The best hot springs and geothermal pools in Iceland
Sky Lagoon by Pursuit

The best hot springs and geothermal pools in Iceland

For Icelanders, idling in steamy water is intrinsic to their culture. Toby Skinner submerges with them at some of the country’s most spectacular outdoor pools

What’s changed, as tourism has boomed, is the arrival of a new breed of privately owned, architect-designed pools that resemble boutique hotel spas, including Geosea, which opened in 2018 and is built almost invisibly into the landscape north of little Húsavík, a fishing town known for whale- watching and Will Ferrell’s tongue-in-cheek Eurovision movie. The pool was masterminded by Basalt Architects, a Reykjavík firm co-founded by the no-nonsense Sigríður Sigþórsdóttir, who led the original design of the Retreat at Blue Lagoon Iceland in 2018. Making an attraction from the byproduct of a nearby geothermal power station was dismissed as outlandish at the time, but it became a blueprint for a type of design defined by clean-lined concrete and sensitivity to the landscape.

Many of Basalt’s other designs are built into hillsides with grass roofs, inspired by traditional Icelandic turf houses, including the Hofsós infinity pool on North Iceland’s Troll Peninsula and the newer Vök Baths, jutting out onto the Urriðavatn lake in the less-explored east.

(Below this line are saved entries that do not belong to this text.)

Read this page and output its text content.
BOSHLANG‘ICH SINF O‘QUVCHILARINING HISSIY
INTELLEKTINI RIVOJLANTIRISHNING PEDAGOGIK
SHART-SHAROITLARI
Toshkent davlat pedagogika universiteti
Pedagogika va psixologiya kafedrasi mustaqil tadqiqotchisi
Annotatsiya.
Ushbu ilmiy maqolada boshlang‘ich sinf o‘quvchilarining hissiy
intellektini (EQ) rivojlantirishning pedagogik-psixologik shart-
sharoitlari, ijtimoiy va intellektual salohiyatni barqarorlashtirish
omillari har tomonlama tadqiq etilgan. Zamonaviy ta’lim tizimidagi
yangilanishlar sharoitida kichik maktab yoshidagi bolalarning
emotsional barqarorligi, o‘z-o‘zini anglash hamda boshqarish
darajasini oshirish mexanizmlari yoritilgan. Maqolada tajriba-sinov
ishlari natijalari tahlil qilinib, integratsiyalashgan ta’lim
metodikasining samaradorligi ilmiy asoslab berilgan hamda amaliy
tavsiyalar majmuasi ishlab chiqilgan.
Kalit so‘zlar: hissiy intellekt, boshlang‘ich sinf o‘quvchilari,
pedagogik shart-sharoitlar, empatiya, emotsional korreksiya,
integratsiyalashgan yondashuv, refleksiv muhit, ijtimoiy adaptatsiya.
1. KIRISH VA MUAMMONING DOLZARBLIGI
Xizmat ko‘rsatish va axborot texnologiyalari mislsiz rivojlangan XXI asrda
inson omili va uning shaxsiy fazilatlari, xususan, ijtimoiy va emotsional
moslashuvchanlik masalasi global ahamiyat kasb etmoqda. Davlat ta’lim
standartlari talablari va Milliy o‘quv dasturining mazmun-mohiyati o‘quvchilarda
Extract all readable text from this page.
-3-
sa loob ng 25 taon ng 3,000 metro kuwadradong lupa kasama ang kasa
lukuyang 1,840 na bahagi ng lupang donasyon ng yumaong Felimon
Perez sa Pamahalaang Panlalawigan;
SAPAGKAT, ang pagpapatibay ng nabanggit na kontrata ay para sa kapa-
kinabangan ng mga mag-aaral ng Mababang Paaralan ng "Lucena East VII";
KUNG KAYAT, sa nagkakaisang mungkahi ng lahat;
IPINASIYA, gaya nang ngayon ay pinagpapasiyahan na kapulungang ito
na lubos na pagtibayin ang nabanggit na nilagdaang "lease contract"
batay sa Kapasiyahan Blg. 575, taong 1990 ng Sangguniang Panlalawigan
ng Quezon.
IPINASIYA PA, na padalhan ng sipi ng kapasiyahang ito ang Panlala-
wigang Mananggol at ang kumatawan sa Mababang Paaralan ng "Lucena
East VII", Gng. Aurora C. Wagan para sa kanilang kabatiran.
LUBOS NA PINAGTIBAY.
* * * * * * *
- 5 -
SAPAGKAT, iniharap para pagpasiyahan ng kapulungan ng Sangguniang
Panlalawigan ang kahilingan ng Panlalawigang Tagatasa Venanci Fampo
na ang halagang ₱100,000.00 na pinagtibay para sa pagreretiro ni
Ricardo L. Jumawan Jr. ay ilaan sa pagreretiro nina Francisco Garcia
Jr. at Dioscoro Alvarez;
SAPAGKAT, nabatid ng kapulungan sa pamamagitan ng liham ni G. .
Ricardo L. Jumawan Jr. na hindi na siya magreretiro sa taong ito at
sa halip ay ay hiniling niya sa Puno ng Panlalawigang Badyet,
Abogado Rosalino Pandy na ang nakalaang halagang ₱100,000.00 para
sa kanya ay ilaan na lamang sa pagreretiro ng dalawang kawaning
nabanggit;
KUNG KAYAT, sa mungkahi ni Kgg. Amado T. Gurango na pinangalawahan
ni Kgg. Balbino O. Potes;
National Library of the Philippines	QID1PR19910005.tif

While the Blue Lagoon on the southern Reykjanes Peninsula has always been a tourist attraction, many of these pools are used primarily by Icelanders, who until recently made do with publicly funded local pools defined by rickety flumes rather than geometric timber.

Blue LagoonJerome Galland

Health is a key appeal. A few years ago, in the sunken concrete hot bath at the man-made Nauthólsvík Geothermal Beach in Reykjavík, I sat next to Haukur Bergsteinsson, an 85-year-old drinking tea after his daily 300-metre swim across the bay in a lime-green swim cap. That had been his 1,600th swim there – always following the exercise with a hot soak. Haukur had taken up swimming after a cancer diagnosis, and swore that his chilly dips had cured him. “As I slowly built up the distance I swam across the bay, I felt my symptoms disappear,” he told me. “It felt like I was being reborn. Every day, after the cold, I sit in the hot bath and I feel so fresh and vital.”

This trip, from Reykjavík to Húsavík, is the first time I consciously embrace the cold as well as the heat – inspired partly by a Viking sauna ritual at Eleven Deplar Farm lodge in the far north, involving 15-minute sessions in a 100-degree sauna followed by icy minute-long dips in a two-degree plunge pool. For all the electric numbing buzz of the cold – curiously close to the feeling of burning – I manage to control my breathing and lean into the mind-clearing discipline of it. At every new venue, I try to spend a minute in the cold pool, which seems to rearrange my brain and body cells and attune me to the natural world beyond the baths. Never mind the immunity-boosting science espoused by Dutch motivational speaker Wim Hof, I just feel cleaner and more embodied.

Forest LagoonSól Stefánsdóttir

The pools are also about straightforward pleasure. On a Saturday evening we find ourselves at the Forest Lagoon, another Basalt creation which opened last spring in the woods across the water from Akureyri, Iceland’s adventure-oriented northern second city. As the sky darkens and the occasional plane rumbles into tiny Akureyri airport on the other side of the Eyjafjörður, there is a general sense of merriment in the soft-lit pool, overlooked by wood-glass cuboid modernist structures. In the steam and near-celestial light, families are slowly replaced by couples and groups of friends, chatting and drinking wine.

On our last night in Reykjavík, the hedonism is dialled up at the Sky Lagoon, a splashy new competitor to the Blue Lagoon, which seems to appear from nowhere on the edge of an industrial park to the south of the city. Designed by Reykjavík-based Tark Architects and opened in 2021, it is more shamelessly futuristic than Basalt’s unobtrusive designs. We leave the crisp changing rooms, soundtracked by low Nils Frahm- style beats, for a cold, dark evening and a waterworld enveloped by looming hunks of volcanic rock. Middle Earth waterways lead to a dramatic 75-metre infinity edge lookout, where the twinkle of semi-industrial Reykjavík cedes to sea, with the recently erupted Fagradalsfjall volcano in the distance. The Seven-Step Ritual – an icy plunge, a warm bathe, sauna, cold mist shower and exfoliating scrub followed by a steam room – happens in a turf-covered space, like a Hobbit house from the 2040s, with nothing but dark sea visible from the picture-window sauna. We are deposited back into the main pool with softer skin, to float around black rocks and submerge into the watery silence, watching the steam dissipate and become one with the cold night sky.